Wesprzyj nas już teraz!
Zdaniem sędziego Stanisława Zduna, prokuratura prowadząca śledztwo popełniła błąd zbyt szybko określając żołnierza WSI, Leszka Tobiasza, jako świadka w sprawie. Ponadto, w opinii Zduna, dowody mające dowodzić rzekomej winy Sumlińskiego były nielogiczne.
Tobiasz miał, wedle sądu, korumpować członków komisji Pietrzaka. Ponadto nagrywał nawet pracowników ABW, gdy tymczasem Sumlińskiego nie nagrał. Oskarżenia pod jego adresem poparte były tylko słowami.
Co ciekawe, sąd zwrócił też uwagę, iż sprawą wyjątkowo intensywnie interesowali się Bronisław Komorowski, Paweł Graś i gen. Krzysztofa Bondaryk.
– To wielka kompromitacja prokuratury, która prowadziła to śledztwo, oraz agentów Agencji Bezpieczeństwa Wewnętrznego działających pod kierunkiem gen. Bondaryka.
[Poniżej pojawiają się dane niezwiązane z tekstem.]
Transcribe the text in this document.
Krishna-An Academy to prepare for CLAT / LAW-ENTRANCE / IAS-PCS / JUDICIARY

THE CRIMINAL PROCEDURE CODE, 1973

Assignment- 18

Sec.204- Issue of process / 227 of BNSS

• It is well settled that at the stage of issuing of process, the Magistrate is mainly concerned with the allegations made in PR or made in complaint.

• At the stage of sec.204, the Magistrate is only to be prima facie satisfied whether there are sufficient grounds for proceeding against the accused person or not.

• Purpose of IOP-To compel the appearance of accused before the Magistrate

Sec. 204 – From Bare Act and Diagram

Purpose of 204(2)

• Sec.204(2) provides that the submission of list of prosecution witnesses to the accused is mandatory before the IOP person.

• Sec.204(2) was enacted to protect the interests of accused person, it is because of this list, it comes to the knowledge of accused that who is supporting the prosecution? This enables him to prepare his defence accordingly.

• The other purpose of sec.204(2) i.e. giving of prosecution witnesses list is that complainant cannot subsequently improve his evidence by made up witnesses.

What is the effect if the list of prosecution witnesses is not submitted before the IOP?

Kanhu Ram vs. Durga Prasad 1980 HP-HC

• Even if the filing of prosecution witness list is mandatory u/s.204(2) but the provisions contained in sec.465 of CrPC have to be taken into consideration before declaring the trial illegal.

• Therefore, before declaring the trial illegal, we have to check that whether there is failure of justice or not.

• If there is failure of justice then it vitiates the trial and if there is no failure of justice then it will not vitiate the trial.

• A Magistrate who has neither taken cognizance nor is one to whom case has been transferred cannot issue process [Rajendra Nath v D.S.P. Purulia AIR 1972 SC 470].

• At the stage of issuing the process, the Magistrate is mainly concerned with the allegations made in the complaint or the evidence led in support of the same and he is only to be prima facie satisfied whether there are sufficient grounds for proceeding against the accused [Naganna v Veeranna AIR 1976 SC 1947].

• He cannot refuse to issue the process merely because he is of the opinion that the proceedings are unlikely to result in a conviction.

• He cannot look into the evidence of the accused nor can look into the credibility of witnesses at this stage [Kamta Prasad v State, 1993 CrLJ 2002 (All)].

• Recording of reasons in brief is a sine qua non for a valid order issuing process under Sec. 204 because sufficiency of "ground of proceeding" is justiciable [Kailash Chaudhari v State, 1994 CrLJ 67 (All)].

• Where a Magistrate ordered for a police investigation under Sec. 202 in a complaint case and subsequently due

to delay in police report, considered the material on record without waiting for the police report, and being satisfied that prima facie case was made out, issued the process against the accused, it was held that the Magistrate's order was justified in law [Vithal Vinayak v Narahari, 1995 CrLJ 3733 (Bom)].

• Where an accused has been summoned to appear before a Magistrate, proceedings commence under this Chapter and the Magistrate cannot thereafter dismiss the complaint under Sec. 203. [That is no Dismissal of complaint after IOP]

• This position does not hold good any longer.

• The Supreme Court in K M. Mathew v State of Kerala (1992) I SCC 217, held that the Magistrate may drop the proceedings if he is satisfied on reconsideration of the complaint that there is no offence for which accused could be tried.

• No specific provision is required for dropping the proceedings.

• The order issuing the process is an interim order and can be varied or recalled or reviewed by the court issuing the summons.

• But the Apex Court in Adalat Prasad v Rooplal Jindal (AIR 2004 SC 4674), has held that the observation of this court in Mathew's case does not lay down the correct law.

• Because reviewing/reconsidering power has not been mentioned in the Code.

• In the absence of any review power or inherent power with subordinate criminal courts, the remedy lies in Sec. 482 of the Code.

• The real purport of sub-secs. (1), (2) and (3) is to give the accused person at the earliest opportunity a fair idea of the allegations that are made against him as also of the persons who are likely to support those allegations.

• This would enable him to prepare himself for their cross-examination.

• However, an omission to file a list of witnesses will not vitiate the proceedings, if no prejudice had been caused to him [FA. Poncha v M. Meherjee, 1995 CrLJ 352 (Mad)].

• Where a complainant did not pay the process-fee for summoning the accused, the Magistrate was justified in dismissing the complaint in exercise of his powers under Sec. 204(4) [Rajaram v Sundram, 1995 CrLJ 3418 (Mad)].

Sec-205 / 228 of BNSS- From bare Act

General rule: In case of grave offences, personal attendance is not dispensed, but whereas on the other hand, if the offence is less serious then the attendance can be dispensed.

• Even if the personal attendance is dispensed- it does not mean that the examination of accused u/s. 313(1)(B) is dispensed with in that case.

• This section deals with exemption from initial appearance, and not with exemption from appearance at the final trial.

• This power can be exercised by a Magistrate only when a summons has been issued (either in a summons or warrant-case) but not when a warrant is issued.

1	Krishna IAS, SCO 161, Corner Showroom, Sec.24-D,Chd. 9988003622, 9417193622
Oczekuję przeprosin od instytucji państwa jaką jest prokuratura, która bezmyślnie i bez większej wstrzemięźliwości poddała się tzw. dowodom przedstawianym przez ABW. To ona autoryzowała cały proceder inwigilacji członków komisji likwidacyjnej WSI, oraz komisji Weryfikacyjnej – powiedział w rozmowie z portalem niezależna.pl Piotr Woyciechowski, który zasiadał w obu komisjach.